My daughter bought a new car with a list of features in October, but she had to wait several weeks for the car to arrive. Local dealerships did not have a vehicle with those features on the lot. In fact, we visited two Hyundai dealerships just to find a 2012 Elantra to test drive. The first had an Elantra on the lot, but a local company had already prepaid for it. The second dealership had a 2011 model that had been driven 7,000 miles. The sticker price for the one-year-old model nearly matched the 2012 vehicle.
I'm seeing this trend not only at car dealerships, but also in electronics. When the iPhone 4S hit the market, Apple Inc. (Nasdaq: AAPL) asked consumers to "reserve" theirs online before arriving at the store to purchase and activate it. It's been suggested that companies like Apple may leave sales on the table because of on-demand manufacturing, but I think this may not necessarily be the case. It depends on the strength of the brand.
Some companies may lose sales when stock runs out, because customers won't wait or take extra steps to get the products. However, products that become a pop culture icon, such as the iPhone, generate so much hype that waiting three weeks to get one through AT&T Inc. (NYSE: T), or waiting in line for three hours at the Apple store, seems possible, if not probable.
For retailers, on-demand manufacturing has turned into on-demand ordering. More frequently, stores like Talbots.com deplete inventory, and consumers must wait a month as the retailer tries to replenish stock for something as ordinary as a white cable knit sweater. High-end retailers, such as Neiman Marcus, are pre-selling more items online before they're actually available to ship. Some items drop-ship directly from the manufacturer.
Companies could use on-demand manufacturing to moderate swings in demand/supply of finished goods and inventory by monitoring sales and pre-sales in specific areas. Maintaining, monitoring, and adjusting factory production in response to upswings and downslides in demand -- similar to the way businesses outsource IT, customer support, and call centers -- could help offset any erratic cycles.

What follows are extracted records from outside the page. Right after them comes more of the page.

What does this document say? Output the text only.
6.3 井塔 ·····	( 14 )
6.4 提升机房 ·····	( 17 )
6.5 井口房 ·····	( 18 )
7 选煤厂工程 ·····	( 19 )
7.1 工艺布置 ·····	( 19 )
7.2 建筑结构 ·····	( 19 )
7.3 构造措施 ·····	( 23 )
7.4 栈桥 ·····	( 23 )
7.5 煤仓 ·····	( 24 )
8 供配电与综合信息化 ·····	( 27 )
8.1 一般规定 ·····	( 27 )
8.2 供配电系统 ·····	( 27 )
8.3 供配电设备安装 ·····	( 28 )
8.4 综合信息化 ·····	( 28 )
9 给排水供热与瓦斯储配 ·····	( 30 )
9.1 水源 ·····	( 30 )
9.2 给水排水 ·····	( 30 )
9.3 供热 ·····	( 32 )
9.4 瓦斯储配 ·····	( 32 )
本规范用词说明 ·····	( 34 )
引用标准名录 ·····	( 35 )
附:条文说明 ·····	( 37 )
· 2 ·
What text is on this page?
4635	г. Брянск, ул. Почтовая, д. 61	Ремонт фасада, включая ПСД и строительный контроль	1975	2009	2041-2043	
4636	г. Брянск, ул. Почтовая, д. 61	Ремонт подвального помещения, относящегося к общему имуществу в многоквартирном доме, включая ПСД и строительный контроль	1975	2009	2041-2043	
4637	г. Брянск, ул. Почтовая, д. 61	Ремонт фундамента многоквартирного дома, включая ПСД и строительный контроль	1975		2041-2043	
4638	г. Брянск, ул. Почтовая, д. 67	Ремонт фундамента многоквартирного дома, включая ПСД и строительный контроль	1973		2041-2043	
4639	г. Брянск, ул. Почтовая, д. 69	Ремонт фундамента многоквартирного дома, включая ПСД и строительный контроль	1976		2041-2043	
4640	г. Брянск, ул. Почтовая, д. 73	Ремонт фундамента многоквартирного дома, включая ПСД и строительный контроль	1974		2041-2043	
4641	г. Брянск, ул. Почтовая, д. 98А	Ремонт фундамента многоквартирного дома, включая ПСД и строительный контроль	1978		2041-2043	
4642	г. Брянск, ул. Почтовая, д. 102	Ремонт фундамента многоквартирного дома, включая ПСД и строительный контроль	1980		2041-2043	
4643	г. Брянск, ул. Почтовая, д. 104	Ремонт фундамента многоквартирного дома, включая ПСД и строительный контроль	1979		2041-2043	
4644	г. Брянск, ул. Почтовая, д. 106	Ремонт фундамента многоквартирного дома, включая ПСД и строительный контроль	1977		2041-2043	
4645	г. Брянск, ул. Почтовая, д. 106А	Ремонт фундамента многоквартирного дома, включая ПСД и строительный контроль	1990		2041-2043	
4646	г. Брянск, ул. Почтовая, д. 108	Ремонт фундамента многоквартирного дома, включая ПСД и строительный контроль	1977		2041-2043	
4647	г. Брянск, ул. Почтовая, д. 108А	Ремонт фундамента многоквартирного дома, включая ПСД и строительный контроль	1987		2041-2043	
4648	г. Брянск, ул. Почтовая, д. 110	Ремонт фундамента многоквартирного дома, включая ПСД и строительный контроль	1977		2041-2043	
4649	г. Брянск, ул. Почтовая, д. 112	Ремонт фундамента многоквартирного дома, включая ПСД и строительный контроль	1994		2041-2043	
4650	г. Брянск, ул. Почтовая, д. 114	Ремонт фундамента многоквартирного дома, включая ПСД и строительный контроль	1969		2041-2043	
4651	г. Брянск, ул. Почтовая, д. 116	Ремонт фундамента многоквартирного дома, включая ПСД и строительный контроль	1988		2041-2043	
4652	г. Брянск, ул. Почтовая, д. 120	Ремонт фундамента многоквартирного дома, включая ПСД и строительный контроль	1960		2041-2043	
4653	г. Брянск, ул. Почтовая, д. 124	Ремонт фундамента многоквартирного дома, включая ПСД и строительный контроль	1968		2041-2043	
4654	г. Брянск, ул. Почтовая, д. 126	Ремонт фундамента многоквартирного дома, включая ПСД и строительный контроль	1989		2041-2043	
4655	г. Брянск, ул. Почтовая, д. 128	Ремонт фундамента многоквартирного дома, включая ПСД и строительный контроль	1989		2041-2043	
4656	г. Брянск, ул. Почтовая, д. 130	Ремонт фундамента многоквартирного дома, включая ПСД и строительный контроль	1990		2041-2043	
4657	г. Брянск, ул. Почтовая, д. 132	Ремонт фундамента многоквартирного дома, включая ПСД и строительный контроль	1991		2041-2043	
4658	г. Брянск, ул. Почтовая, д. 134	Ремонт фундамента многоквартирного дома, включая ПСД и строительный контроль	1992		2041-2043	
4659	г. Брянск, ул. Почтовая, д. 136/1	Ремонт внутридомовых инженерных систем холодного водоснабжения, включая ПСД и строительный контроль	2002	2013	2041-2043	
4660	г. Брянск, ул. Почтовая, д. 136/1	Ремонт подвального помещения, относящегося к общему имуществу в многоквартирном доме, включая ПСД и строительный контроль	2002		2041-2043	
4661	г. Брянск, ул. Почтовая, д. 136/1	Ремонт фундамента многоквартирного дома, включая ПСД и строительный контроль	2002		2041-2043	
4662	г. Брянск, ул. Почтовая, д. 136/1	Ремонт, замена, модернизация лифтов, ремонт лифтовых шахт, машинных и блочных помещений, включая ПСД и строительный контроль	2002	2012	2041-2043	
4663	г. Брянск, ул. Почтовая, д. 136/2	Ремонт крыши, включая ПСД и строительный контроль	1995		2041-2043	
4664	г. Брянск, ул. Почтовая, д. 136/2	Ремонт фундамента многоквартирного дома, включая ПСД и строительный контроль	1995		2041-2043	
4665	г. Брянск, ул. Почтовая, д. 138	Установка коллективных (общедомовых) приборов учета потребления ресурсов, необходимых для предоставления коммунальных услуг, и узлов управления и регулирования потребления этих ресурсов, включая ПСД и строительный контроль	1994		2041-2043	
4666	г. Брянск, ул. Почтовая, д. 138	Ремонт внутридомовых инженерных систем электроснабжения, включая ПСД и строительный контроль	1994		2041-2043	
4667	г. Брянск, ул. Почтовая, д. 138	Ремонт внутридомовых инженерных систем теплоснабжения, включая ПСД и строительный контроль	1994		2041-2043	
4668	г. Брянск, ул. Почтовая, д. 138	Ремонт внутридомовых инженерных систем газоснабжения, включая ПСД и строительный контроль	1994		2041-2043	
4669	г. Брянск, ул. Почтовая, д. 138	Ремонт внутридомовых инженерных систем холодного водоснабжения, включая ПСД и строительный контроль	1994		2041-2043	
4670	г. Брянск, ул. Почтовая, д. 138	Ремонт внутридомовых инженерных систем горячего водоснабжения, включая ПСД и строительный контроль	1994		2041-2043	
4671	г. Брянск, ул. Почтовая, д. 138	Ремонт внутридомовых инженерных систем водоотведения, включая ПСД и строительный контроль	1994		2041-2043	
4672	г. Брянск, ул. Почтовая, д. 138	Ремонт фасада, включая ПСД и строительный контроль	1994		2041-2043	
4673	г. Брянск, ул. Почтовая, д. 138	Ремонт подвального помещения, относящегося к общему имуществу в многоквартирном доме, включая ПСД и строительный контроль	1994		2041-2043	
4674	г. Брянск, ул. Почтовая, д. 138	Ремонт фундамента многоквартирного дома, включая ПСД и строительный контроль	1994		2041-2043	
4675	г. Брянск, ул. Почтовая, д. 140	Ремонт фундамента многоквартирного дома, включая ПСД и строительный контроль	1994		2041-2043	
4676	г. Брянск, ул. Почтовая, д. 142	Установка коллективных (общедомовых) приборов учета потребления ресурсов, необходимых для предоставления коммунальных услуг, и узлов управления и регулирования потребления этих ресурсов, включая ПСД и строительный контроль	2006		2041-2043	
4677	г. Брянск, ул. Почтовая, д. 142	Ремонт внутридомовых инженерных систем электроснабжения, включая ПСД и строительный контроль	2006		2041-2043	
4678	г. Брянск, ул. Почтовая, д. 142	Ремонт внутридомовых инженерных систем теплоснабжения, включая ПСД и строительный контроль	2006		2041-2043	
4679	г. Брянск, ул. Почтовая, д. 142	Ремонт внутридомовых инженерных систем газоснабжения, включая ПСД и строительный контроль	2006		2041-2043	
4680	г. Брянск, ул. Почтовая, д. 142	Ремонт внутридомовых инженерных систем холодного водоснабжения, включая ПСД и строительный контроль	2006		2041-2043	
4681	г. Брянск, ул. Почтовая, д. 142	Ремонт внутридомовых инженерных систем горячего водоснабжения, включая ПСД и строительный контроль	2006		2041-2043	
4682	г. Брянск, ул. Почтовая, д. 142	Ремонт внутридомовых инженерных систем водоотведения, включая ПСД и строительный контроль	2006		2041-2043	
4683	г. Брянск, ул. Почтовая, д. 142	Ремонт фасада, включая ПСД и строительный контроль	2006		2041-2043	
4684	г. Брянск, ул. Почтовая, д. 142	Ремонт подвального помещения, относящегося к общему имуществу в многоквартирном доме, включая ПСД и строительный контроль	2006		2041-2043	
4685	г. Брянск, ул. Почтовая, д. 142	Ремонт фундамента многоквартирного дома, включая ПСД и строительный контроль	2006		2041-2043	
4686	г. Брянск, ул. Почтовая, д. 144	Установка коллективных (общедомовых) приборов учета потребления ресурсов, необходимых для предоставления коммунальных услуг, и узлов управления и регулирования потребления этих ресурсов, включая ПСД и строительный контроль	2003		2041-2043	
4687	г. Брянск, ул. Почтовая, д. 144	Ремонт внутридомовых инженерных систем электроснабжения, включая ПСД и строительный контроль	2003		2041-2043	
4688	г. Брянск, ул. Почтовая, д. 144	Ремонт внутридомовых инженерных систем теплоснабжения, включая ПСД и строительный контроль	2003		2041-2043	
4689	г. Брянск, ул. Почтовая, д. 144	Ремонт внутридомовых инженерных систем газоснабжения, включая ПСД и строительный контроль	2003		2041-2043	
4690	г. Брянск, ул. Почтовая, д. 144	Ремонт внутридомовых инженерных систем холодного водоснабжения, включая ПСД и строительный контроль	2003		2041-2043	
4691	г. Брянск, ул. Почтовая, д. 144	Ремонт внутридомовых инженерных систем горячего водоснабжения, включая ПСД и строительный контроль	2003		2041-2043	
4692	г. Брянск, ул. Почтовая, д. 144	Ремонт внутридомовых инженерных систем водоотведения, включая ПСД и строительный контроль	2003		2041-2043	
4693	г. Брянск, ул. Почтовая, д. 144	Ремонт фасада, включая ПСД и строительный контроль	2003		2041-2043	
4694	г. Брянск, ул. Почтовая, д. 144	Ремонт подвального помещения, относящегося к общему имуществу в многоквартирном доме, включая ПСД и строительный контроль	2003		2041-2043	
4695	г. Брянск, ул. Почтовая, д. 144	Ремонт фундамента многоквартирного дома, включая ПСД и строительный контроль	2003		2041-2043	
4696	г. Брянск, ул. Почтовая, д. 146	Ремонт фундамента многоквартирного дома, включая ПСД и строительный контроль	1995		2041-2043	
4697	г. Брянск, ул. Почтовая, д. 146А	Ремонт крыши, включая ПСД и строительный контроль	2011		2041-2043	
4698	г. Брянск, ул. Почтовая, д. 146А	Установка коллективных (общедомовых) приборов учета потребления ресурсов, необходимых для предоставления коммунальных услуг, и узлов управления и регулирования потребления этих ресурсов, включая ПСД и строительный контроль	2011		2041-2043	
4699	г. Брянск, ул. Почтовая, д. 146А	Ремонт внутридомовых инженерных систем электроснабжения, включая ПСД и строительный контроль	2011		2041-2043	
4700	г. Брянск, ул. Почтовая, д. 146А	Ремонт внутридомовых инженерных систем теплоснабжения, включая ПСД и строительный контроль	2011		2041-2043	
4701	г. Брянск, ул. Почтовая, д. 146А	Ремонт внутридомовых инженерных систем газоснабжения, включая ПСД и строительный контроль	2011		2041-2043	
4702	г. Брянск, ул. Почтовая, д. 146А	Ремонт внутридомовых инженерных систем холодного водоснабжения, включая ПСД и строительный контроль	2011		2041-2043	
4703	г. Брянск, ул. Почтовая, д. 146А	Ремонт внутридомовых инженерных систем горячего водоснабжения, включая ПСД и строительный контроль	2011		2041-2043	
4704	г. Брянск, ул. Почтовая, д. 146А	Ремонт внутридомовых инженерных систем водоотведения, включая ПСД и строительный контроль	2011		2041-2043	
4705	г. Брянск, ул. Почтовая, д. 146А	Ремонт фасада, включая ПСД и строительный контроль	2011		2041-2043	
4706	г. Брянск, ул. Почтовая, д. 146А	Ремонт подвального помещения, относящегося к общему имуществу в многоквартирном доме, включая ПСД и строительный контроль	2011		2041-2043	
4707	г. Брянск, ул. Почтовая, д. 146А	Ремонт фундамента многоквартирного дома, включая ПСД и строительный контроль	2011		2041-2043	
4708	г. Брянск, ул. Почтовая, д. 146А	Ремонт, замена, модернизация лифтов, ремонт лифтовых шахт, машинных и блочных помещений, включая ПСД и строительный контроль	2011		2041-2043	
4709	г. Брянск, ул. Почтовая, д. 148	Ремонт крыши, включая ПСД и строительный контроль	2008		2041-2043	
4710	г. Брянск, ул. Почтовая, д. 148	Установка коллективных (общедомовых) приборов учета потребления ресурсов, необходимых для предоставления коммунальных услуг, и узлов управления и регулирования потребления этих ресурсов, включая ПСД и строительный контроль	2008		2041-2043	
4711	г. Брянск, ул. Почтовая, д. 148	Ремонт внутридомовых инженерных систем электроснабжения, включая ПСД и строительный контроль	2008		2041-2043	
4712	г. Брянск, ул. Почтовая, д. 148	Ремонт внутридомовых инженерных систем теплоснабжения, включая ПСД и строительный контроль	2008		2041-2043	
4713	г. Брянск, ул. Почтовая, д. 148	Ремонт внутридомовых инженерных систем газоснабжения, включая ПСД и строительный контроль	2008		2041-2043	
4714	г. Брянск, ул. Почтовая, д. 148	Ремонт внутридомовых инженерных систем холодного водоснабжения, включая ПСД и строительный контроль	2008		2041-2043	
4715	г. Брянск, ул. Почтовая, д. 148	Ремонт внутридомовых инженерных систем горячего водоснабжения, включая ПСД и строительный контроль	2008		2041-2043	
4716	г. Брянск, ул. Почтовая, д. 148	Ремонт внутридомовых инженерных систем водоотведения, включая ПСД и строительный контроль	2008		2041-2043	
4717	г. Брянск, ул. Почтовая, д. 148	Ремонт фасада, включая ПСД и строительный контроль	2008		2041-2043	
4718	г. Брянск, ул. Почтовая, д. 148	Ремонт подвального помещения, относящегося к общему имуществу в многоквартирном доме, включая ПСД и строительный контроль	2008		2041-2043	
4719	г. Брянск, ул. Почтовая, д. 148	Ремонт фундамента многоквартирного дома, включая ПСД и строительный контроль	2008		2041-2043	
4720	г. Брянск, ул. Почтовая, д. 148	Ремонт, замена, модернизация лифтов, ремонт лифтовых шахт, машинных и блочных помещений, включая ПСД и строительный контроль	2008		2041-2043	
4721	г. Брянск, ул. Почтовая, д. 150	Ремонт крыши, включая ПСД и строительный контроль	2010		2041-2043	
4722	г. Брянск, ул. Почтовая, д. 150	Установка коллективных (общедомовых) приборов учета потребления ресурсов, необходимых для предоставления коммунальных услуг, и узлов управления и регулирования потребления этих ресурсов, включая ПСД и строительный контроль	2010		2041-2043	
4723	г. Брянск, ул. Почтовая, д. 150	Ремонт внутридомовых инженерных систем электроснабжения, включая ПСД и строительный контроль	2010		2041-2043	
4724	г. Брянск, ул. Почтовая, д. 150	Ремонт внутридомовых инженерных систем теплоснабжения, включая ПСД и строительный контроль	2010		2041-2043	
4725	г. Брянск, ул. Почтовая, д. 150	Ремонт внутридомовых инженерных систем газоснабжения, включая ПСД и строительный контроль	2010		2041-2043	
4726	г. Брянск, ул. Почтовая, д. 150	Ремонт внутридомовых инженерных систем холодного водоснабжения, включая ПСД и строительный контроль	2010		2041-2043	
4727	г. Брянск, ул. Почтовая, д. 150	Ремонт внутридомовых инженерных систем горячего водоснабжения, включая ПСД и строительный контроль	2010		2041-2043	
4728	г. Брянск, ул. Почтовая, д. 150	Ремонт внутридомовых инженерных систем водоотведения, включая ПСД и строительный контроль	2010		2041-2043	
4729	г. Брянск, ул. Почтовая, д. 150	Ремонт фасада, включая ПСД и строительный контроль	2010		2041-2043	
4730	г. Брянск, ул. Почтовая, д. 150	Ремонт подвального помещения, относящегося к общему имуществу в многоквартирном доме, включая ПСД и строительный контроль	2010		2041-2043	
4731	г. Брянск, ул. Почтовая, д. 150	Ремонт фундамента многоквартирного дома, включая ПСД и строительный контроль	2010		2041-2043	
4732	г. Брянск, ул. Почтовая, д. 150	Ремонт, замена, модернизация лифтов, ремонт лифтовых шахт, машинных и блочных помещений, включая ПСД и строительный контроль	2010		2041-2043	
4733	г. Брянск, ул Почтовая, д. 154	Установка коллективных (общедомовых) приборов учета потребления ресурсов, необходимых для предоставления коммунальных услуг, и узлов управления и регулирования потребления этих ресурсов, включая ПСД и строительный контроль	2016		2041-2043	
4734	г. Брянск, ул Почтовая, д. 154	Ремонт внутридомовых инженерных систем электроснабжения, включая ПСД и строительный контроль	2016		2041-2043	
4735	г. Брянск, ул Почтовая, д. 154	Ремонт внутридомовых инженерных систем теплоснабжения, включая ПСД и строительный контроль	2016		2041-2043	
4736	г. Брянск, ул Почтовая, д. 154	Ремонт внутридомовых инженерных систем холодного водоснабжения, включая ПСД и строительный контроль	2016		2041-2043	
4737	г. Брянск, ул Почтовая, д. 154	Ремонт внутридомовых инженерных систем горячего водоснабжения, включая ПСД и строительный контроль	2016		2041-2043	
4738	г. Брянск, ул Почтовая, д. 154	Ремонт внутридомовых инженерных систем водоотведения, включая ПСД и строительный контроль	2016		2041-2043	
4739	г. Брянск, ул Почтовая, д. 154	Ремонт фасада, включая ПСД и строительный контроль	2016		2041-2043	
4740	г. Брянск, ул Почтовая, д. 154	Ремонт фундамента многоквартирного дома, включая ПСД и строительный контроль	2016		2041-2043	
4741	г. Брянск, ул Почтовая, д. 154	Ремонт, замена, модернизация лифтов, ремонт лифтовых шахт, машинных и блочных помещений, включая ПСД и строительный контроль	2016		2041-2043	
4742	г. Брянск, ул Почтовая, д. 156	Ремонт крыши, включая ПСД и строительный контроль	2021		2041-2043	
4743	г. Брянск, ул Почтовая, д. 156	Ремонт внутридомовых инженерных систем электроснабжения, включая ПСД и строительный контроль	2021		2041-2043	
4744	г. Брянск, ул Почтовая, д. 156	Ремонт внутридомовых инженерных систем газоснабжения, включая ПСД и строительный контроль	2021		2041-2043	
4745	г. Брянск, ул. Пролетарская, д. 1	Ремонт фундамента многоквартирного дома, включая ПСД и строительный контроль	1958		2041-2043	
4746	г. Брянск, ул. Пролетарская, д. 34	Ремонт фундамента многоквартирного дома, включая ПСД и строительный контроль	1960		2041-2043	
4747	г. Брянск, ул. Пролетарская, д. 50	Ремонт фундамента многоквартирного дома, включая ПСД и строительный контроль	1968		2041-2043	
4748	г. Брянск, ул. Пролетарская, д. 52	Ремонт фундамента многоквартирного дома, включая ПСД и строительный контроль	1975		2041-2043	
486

The on-demand business model isn't new. Amazon.com Inc. (Nasdaq: AMZN) began the on-demand publishing revolution years ago. Brick-and-mortar stores selling clothing and other items slowly joined in an effort to provide consumers more choices without having to stock items in the store or even in warehouses. They could drop-ship the goods directly from the manufacturer. Sony Pictures Home Entertainment began making its collection of Screen Classics by Request available this year through Amazon's CreateSpace program.
Component shortages due to the Thailand floods could drive up hard drive prices soon -- not just standalone hard drives, but those built into Apple Macs, as well. We'll soon be pre-ordering hard drives, too, I guess. Toshiba has been affected, along with others. Western Digital CEO John Coyne recently warned that his company expects the flooding to hurt its manufacturing operations.
Will computer manufacturers begin buying components from manufacturers like Samsung Electronics Co. Ltd. (Korea: SEC) and others with operations outside Thailand? And what will become of this new twist in on-demand manufacturing?